Reconstruction: America’s Unfinished Revolution – 1863-1877 by Eric Foner

As the United States entered the 20th century, Reconstruction slowly receded into popular memory. Historians began to debate its results. William Dunning and John W. Burgess led the first group to offer a coherent and structured argument. Along with their students at Columbia University, Dunning, Burgess, and their retinue created a historical school of thought known as the Dunning School. This interpretation of Reconstruction placed it firmly in the category of historical blunder.

The Dunning School

According to the Dunning School, the defeated South accepted its fate and wished to rejoin the national culture. Thus, white Southerners sincerely hoped to offer the emancipated freedmen rights and protection along with equal opportunity. However, the bullying efforts of the Radical Republicans in Congress (inspired by their inherent disgust for the South) forced black suffrage, corruption, and economic dependence on the South. Carpetbaggers, scalawags and uneducated freedman plunged the South into depression and confusion until the white South banded together to reclaim southern culture and heritage.
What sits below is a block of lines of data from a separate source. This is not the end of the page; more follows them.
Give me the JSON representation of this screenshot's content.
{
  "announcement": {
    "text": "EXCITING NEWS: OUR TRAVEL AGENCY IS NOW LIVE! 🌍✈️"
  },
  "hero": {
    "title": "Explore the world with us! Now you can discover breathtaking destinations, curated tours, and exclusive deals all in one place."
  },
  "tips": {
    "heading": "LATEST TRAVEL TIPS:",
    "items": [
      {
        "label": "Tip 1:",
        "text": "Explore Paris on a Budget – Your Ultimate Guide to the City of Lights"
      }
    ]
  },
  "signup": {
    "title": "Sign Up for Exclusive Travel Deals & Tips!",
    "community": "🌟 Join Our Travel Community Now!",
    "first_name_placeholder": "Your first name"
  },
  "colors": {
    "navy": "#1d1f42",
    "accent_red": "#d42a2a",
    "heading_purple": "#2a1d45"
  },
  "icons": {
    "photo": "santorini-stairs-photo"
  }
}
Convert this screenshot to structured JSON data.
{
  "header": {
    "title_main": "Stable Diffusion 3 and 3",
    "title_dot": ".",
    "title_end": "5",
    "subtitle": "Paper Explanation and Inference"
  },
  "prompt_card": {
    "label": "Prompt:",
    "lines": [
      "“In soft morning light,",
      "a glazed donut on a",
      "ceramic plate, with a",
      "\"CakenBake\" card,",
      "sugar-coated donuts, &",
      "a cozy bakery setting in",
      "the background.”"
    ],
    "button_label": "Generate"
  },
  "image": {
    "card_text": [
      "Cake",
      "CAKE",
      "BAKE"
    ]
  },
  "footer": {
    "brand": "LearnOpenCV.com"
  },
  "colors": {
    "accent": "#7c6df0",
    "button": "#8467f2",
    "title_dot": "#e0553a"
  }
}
While the Radical Republicans were the apparent villains, Dunning and his followers ascribed blame to President Johnson as well saddling him with responsibility for Reconstruction’s failure. Freedmen were portrayed as animalistic or easily manipulated, therefore, lacking the kind of agency they indeed exhibited. While certainly influenced by the racial bias of the day, the Dunning School at least formulated a coherent argument (although an incredibly inaccurate and distasteful one) that refused to fragment. This model of unity did prove somewhat valuable to historians following Dunning, even if their historical research opposed the Dunning School’s argument, “For all their faults, it is ironic that the best Dunning studies did, at least, attempt to synthesize the social, political, and economic aspects of the period.” In contrast, the Progressive historians that followed the Dunning School disagreed with some of its interpretations. President Johnson was not to blame, but rather, the Northern Radical Republicans were at fault. They cynically used the civil rights of freedman as a means to force capitalism and economic dependence on the South.